Cela dit, j'avais déjà vu la pièce, il y a plusieurs années, et vu le film, également, mais jamais le texte ne m'a autant atteint. McGinnis doit forcément y être pour quelque chose.

D'accord, les quelques notes de musique apparues d'on ne sait où pour accompagner cette longue tirade étaient peut-être, probablement, superflues. Pourquoi appuyer ainsi aussi puissante envolée surtout quand elle est rendue avec ce degré de vérité? Toute la pièce nous entraîne fort habilement là, pourquoi insister?
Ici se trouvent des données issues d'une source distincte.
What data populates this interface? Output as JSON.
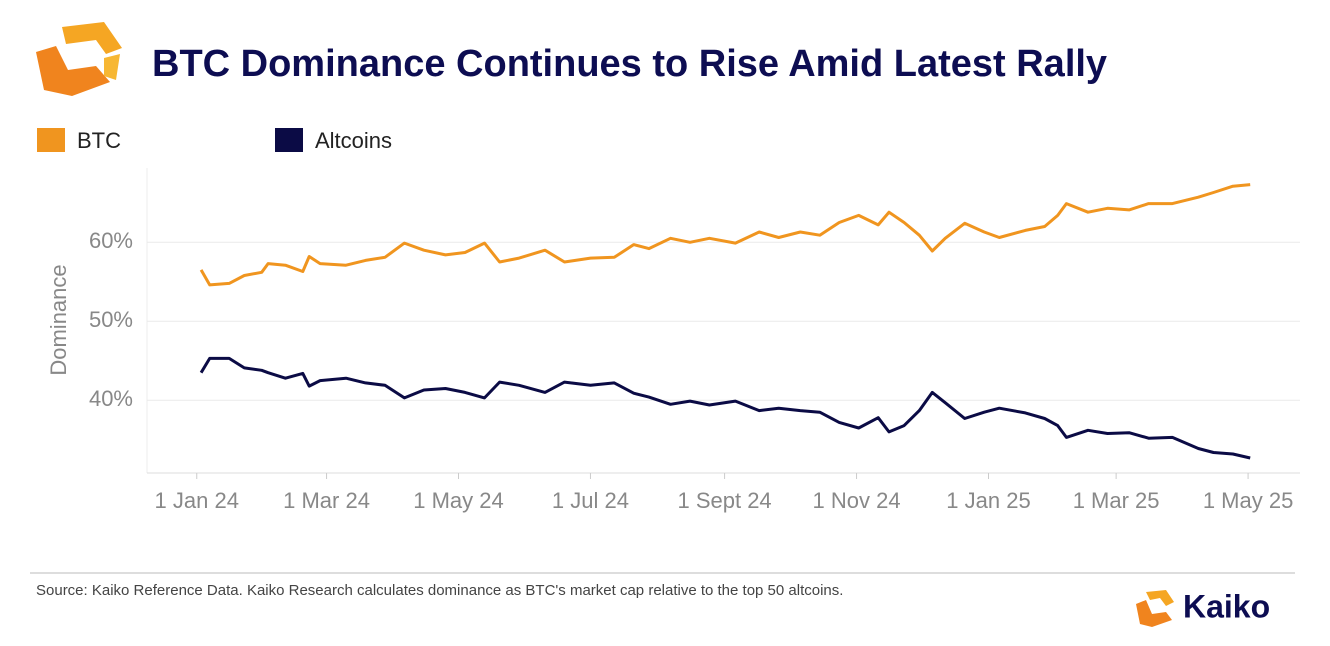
{
  "chart_data": {
    "type": "line",
    "title": "BTC Dominance Continues to Rise Amid Latest Rally",
    "y_label": "Dominance",
    "source": "Source: Kaiko Reference Data. Kaiko Research calculates dominance as BTC's market cap relative to the top 50 altcoins.",
    "brand": "Kaiko",
    "x": [
      "2024-01-03",
      "2024-01-07",
      "2024-01-16",
      "2024-01-23",
      "2024-01-31",
      "2024-02-03",
      "2024-02-11",
      "2024-02-19",
      "2024-02-22",
      "2024-02-27",
      "2024-03-10",
      "2024-03-19",
      "2024-03-28",
      "2024-04-06",
      "2024-04-15",
      "2024-04-25",
      "2024-05-04",
      "2024-05-13",
      "2024-05-20",
      "2024-05-29",
      "2024-06-10",
      "2024-06-19",
      "2024-07-01",
      "2024-07-12",
      "2024-07-21",
      "2024-07-28",
      "2024-08-07",
      "2024-08-16",
      "2024-08-25",
      "2024-09-06",
      "2024-09-17",
      "2024-09-26",
      "2024-10-06",
      "2024-10-15",
      "2024-10-24",
      "2024-11-02",
      "2024-11-11",
      "2024-11-16",
      "2024-11-23",
      "2024-11-30",
      "2024-12-06",
      "2024-12-12",
      "2024-12-21",
      "2024-12-30",
      "2025-01-06",
      "2025-01-18",
      "2025-01-27",
      "2025-02-02",
      "2025-02-06",
      "2025-02-16",
      "2025-02-25",
      "2025-03-07",
      "2025-03-16",
      "2025-03-27",
      "2025-04-08",
      "2025-04-15",
      "2025-04-24",
      "2025-05-02"
    ],
    "series": [
      {
        "name": "BTC",
        "color": "#f0951f",
        "values": [
          56.5,
          54.6,
          54.8,
          55.8,
          56.2,
          57.3,
          57.1,
          56.3,
          58.2,
          57.3,
          57.1,
          57.7,
          58.1,
          59.9,
          59.0,
          58.4,
          58.7,
          59.9,
          57.5,
          58.0,
          59.0,
          57.5,
          58.0,
          58.1,
          59.7,
          59.2,
          60.5,
          60.0,
          60.5,
          59.9,
          61.3,
          60.6,
          61.3,
          60.9,
          62.5,
          63.4,
          62.2,
          63.8,
          62.5,
          60.9,
          58.9,
          60.5,
          62.4,
          61.3,
          60.6,
          61.5,
          62.0,
          63.4,
          64.9,
          63.8,
          64.3,
          64.1,
          64.9,
          64.9,
          65.7,
          66.3,
          67.1,
          67.3
        ]
      },
      {
        "name": "Altcoins",
        "color": "#0b0b45",
        "values": [
          43.5,
          45.3,
          45.3,
          44.1,
          43.8,
          43.5,
          42.8,
          43.4,
          41.8,
          42.5,
          42.8,
          42.2,
          41.9,
          40.3,
          41.3,
          41.5,
          41.0,
          40.3,
          42.3,
          41.9,
          41.0,
          42.3,
          41.9,
          42.2,
          40.9,
          40.4,
          39.5,
          39.9,
          39.4,
          39.9,
          38.7,
          39.0,
          38.7,
          38.5,
          37.2,
          36.5,
          37.8,
          36.0,
          36.8,
          38.7,
          41.0,
          39.7,
          37.7,
          38.5,
          39.0,
          38.4,
          37.7,
          36.8,
          35.3,
          36.2,
          35.8,
          35.9,
          35.2,
          35.3,
          33.9,
          33.4,
          33.2,
          32.7
        ]
      }
    ],
    "xlim": [
      "2023-12-09",
      "2025-05-25"
    ],
    "xticks": [
      {
        "value": "2024-01-01",
        "label": "1 Jan 24"
      },
      {
        "value": "2024-03-01",
        "label": "1 Mar 24"
      },
      {
        "value": "2024-05-01",
        "label": "1 May 24"
      },
      {
        "value": "2024-07-01",
        "label": "1 Jul 24"
      },
      {
        "value": "2024-09-01",
        "label": "1 Sept 24"
      },
      {
        "value": "2024-11-01",
        "label": "1 Nov 24"
      },
      {
        "value": "2025-01-01",
        "label": "1 Jan 25"
      },
      {
        "value": "2025-03-01",
        "label": "1 Mar 25"
      },
      {
        "value": "2025-05-01",
        "label": "1 May 25"
      }
    ],
    "ylim": [
      30.8,
      69.4
    ],
    "yticks": [
      {
        "value": 40,
        "label": "40%"
      },
      {
        "value": 50,
        "label": "50%"
      },
      {
        "value": 60,
        "label": "60%"
      }
    ],
    "grid": true
  }
}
La toute dernière scène, assez courte, apparaît comme une étonnante prouesse technique mais est-elle nécessaire? Ajoute-t-elle quoi que ce soit à ce qui nous a déjà, à ce moment, retourné les tripes? Je ne penserais pas mais pour être honnête, je m'en fous. Ce n'est pas ça qui va ternir ni ajouter à l'émotion vécue. L'analyse même me paraît, au moment d'écrire ce texte, un peu oiseuse.

Sachez que la pièce, sera présentée à la Maison des arts Desjardins de Drummondville jeudi soir. Je vous souhaite qu'il reste des billets.